In any case, an exponential fit to the data has implications, and an important implication is the rate at which the values increases. In the case of an exponential function, the ratio between any two adjacent values is constant, and the ratio between any pair of numbers with the same spacing is constant. In the case of our example. The ratio between any adjacent pair is 1.33, between every second pair is 1.78, and between every third pair is 2.37. Thus, the number of cases increases by 1.78 times every second day and 2.37 times, more than double, every third day. That’s very scary for a disease, especially one as deadly as COVID-19.

Not all data is well approximated by an exponential function, however. For example, the number of cases by day in Wisconsin from March 24 to March 29:

If we fit an exponential curve to these data points, the numbers don’t look unreasonable, but the* R^2* = 0.987, and the graph looks like this:

You can clearly see that the line is above the first data point, below the middle data points, and is back above the last data point. It is curving upwards more than the actual underlying data.

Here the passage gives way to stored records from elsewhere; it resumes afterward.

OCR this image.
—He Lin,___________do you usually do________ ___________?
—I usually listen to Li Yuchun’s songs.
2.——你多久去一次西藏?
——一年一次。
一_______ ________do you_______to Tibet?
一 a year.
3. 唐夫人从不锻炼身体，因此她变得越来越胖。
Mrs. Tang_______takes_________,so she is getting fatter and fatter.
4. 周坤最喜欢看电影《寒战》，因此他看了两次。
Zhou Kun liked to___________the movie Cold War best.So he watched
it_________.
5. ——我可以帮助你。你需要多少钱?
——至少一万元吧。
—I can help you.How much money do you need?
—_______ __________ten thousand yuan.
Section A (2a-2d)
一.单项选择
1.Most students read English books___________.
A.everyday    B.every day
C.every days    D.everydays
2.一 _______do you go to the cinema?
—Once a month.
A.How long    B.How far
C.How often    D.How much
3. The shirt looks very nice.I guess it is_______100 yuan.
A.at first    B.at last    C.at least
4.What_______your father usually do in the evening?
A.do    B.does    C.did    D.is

In this case, we can look to fit other curves. For example, we can try a “linear fit”, that is to find a straight line of the form:

*y = m∙x + b*

Where:

*y*is the number of cases (as before)*m*and*b*are both just some constant, like 7 or 0.2983, and these are found by some fancy mathematical process so that the resulting plotted curve is as close to the actual data points as possible (as before)*x*is the number of days into the outbreak (as before)

We can do the math, or get some software such as Excel to do it for us, to calculate:

* m* = 131.97 and *b *= 320.27

If we plug these two constants into the formula above, we get the fourth column of the table. For example:

(131.97) x (1) + (320.27) = 452 and (131.97) x (2) + (320.27) = 584, etc.

With a linear fit

*R^2* = 0.999 and the graph looks like this:

This looks much better, and the implication of a linear fit is that the number of cases increases by a fixed amount each day, 132 in this instance. That’s still scary for a disease, especially one as deadly as COVID-19, but not nearly as bad as exponential growth.

One more aspect of exponential functions and graphing is that they appear as straight lines when graphed on a logarithmic scale, which means the values on the graph vertical axis increase exponentially. Instead of 100, 200, 300, etc. they are 100, 1000, 10000, etc.

Below are the same data points and exponential curve fit to them from the first graph but now plotted against a logarithmic vertical axis

So, how are we looking over the long haul?

The US looks bad, but we are finally increasing at a slower rate than the best fit exponential curve. Instead, a 5th order polynomial has a fit of *R^2 *= 0.9999

It is even more clear when plotting cases per 1,000,000 population

Here also is the case data plotted against a logarithmic scale. You can see the exponential fit appears as a straight line.

The state of Wisconsin, on the other hand, is far below the best fit exponential curve, and a straight line is a much better fit for the last 7 days.

Finally, Milwaukee County is also doing much better than an exponential curve and is even increasing more slowly than the recent linear growth.

Perhaps all the physical distancing we are practicing is finally doing us all some good.